Нервное напряжение последних месяцев, непредсказуемое ожидание встреч с этим неприятным человеком, бессилие и гнев слились внутри в одну точку. Пружина сжалась. Вика почувствовала, как было уже в ее жизни, что дальше сама ее Природа на бессознательном уровне поведет ее в борьбу за справедливость. Слова будут выстраиваться сами в предложения.
-Иван Терентьевич, я вижу, что вы – ан-ти-се-мит! – медленно, с расстановкой произнесла Вика. Как пригвоздила. – За время наших с вами встреч вы назвали мне трёх человек, будто бы раскаявшихся в связях с иностранцами. Все они - евреи, судя по их именам и фамилиям. Вы прекрасно осведомлены, что и я – еврейка. Создается полное впечатление, что вы разрабатываете некий план по разоблачению связи евреев с иностранными гражданами. Это напоминает «Дело врачей» 1952 года. Помните, чем это окончилось? Но сейчас не то время. На дворе 1978 год.
- С чего вы взяли, что я антисемит? Нет, я не антисемит, —как-то испуганно, по- ученически, произнес Бложкин.—Не надо так говорить. У меня есть друг с 1-го класса, он—еврей, хороший человек.
«Первый признак болезни антисемитизмом – рассказывать о своей дружбе с каким-то одним евреем. При этом ненавидеть всю нацию», - подумала Вика.
-Иван Терентьевич, скажите, пожалуйста, у вас есть сын?
-Да, есть.
-Он учится, работает? Сколько ему лет?
-Ему 22 года. Он заканчивает университет, будет юристом, – с гордостью сообщил Иван Терентьевич.
-Теперь представьте себе, что ваш сын влюбился, больше того, полюбил умную красивую девушку. Они учатся в одной группе, хорошо узнали друг друга за 5 лет учебы и решили пожениться.
-Ну, я буду только рад,—перебивает Бложкин.—Зачем вы мне это говорите?
- И вот приходит ваш сын домой,- продолжает Вика,- и говорит:
«Папа, я люблю Лену... ты ее видел, она к нам один раз заходила... Мы решили пожениться... Тебе она понравится, она хороший умный человек. Мы любим друг друга.»
И вот из дальнейшего разговора с вашим сыном вы узнаете, что ее фамилия Гуревич и спрашиваете сына, не еврейка ли она. Он отвечает вам:
«Да, папа, но какое это имеет значение?»
-Иван Терентьевич, скажите мне честно: вы разрешите своему сыну жениться на еврейке? – твердым голосом потребовала Вика и посмотрела Бложкину прямо в глаза... После паузы он ответил уверенным голосом:
-Нет. Не разрешу.
В воздухе повисла пауза.
-Вы – ан-ти-се-мит! Я доказала вам это. Вы строите против меня антисемитские козни, зная, что я не имею никаких связей с иностранцами, —почти кричала Вика.
-Идите. Вы свободны, – тихо произнес Бложкин.
А через месяц Вику вызвали в 1-й отдел, но не к Бложкину, а к симпатичной и доброжелательной сотруднице этого отдела.

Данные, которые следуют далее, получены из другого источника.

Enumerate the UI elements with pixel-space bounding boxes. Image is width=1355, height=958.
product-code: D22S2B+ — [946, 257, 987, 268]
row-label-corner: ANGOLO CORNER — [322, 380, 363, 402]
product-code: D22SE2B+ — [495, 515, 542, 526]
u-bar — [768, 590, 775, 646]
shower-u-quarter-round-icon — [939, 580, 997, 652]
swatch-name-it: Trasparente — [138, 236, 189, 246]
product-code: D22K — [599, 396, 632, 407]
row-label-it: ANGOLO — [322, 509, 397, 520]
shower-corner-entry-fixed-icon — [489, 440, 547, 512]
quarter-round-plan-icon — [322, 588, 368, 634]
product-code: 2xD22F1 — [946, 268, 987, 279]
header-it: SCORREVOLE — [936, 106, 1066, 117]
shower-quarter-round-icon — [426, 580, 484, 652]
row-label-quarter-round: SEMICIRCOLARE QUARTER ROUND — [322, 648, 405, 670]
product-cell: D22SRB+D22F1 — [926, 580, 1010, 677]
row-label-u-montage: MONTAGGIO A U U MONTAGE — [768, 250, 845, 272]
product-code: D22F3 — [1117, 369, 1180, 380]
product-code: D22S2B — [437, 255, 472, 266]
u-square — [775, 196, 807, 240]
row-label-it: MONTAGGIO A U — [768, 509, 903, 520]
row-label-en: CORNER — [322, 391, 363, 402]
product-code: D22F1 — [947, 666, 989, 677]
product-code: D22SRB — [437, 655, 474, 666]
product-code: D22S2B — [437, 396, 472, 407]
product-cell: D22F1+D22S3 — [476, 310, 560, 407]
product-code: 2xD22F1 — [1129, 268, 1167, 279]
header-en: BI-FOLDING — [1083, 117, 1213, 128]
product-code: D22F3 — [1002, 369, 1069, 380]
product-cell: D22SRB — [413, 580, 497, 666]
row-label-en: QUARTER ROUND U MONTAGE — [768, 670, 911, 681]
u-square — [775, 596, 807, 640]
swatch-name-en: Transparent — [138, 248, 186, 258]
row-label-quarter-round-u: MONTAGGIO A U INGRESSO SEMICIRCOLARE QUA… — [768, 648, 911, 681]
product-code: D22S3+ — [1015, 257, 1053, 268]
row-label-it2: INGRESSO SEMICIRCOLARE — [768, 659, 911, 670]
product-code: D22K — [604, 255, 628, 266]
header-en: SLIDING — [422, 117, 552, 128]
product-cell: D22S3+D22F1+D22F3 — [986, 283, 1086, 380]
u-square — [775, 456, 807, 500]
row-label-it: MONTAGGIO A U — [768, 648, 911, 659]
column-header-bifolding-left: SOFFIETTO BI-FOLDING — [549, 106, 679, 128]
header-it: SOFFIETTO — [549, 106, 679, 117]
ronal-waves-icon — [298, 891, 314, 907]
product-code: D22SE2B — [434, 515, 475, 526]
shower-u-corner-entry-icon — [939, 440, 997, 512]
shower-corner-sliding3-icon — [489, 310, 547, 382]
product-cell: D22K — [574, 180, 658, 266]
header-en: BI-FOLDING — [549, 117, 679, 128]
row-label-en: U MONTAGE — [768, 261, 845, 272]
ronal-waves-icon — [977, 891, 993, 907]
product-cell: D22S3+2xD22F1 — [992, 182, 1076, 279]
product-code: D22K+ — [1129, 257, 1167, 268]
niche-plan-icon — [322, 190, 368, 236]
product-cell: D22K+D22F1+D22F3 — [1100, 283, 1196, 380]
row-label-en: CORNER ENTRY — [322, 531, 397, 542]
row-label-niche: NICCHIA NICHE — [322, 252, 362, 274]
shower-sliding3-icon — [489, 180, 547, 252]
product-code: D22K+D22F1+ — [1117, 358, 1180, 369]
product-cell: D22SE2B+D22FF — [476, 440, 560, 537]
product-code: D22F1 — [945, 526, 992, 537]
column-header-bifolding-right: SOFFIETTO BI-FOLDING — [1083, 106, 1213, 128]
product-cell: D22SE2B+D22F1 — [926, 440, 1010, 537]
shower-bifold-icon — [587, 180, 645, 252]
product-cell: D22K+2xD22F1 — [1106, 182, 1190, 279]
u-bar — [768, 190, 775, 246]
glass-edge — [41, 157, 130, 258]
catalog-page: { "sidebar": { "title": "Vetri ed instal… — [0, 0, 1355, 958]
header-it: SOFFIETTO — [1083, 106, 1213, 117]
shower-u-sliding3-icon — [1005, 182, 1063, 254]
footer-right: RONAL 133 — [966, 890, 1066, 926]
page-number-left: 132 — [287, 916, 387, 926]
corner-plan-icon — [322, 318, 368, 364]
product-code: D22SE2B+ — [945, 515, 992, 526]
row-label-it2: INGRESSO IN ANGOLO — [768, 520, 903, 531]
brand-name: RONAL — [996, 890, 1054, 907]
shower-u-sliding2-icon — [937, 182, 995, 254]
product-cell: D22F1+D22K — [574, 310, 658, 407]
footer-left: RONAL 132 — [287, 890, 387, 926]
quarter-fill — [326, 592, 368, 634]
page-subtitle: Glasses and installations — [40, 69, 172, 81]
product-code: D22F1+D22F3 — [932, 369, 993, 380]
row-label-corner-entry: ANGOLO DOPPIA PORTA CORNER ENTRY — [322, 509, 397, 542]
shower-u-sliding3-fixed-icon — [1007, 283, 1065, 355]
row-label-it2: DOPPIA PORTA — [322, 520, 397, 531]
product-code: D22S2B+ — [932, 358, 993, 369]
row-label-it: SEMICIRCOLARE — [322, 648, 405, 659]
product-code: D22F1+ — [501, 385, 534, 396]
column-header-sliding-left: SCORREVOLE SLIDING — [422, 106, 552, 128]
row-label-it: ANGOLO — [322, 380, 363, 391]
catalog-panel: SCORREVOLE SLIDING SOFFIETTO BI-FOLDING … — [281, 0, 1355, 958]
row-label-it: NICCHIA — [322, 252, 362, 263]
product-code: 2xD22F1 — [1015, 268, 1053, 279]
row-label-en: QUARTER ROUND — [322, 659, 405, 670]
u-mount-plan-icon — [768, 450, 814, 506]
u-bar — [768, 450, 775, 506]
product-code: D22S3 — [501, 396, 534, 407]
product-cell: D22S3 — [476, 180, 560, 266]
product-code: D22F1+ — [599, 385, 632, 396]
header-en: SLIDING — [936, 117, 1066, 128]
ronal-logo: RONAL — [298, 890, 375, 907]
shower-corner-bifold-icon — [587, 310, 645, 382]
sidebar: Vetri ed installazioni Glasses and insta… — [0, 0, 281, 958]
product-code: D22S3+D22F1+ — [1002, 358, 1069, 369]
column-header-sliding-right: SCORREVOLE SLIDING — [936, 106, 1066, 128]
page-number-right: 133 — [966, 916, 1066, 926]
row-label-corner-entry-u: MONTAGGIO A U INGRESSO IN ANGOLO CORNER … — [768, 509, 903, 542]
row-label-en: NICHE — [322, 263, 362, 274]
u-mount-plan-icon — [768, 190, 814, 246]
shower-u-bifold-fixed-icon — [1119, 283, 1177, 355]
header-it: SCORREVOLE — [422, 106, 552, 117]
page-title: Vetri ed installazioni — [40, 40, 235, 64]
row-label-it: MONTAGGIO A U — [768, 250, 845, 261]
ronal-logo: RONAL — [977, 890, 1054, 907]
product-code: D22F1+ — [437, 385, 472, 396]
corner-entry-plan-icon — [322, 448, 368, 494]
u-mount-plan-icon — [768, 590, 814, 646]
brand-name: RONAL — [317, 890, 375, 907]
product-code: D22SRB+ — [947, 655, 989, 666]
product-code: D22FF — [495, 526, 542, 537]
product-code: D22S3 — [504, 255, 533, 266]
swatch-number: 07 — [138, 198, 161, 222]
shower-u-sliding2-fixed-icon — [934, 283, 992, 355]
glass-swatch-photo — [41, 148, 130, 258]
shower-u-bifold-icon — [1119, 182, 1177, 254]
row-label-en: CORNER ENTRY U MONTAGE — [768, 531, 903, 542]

Она положила перед Викой на стол бумагу – форму № 2, разрешающую ей продолжать работу в своей лаборатории, и попросила ее подписать. Когда эта бумага была подписана, сотрудница посмотрела сочувствующим взглядом в глаза Вике и тихо произнесла:
-Помучил, да?... Он это умеет и любит делать...Теперь 15 лет можете работать спокойно. Всего вам доброго!.